Les analyses d'entreprises blockchain comme Elliptic et Arkham confirment que les adresses concernées coïncident parfaitement. Derrière ce bras de fer, un enjeu bien plus large : les cryptomonnaies sont devenues une arme de puissance géopolitique. La maîtrise des flux numériques, la capacité à geler ou détourner des fonds, ou à tracer des transactions, redessinent les rapports de force mondiaux. Dans le monde d'après, la guerre des monnaies ne se joue plus sur le dollar ou le yuan... mais sur la blockchain.

Le lexique : Pourquoi...

... lorsque l'inflation augmente, les banques centrales ne baissent-elles pas les taux ? Lorsque l'inflation s'accélère, une Banque centrale cherche avant tout à la stabiliser. Baisser les taux reviendrait à stimuler l'économie, donc la demande, ce qui nourrirait encore davantage la hausse des prix. Au contraire, elle maintient ou relève ses taux pour refroidir l'activité et ramener l'inflation vers sa cible (2% par an aux États-Unis et en zone euro). Cette politique monétaire plus restrictive a des répercussions directes sur les valeurs technologiques.
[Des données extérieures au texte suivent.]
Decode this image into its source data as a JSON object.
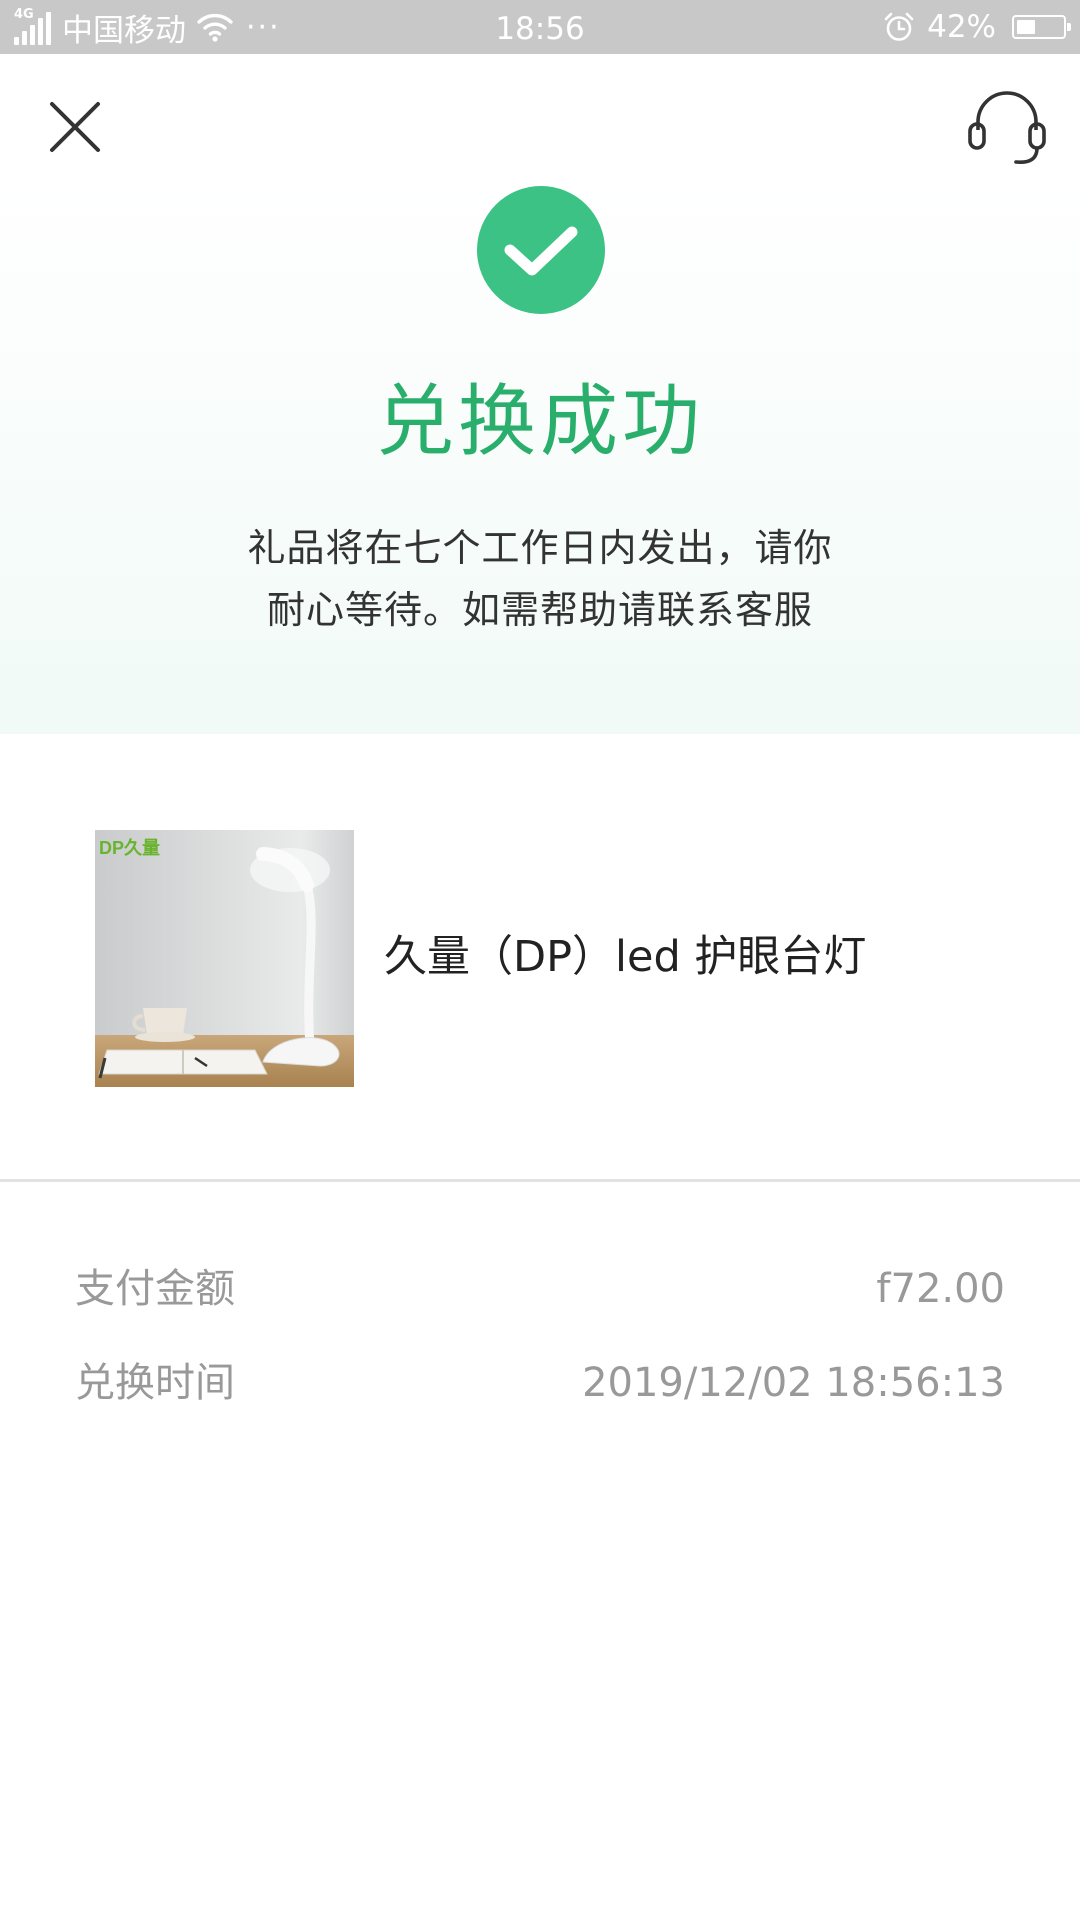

En effet, leur valorisation repose fortement sur les bénéfices futurs, et des taux plus élevés augmentent le coût actualisé de ces profits. Conséquence directe, les actions tech deviennent plus sensibles aux corrections et voient souvent leur cours reculer lorsque les taux montent. Ou, comme cette semaine, lorsque les espoirs de baisse des taux se réduisent...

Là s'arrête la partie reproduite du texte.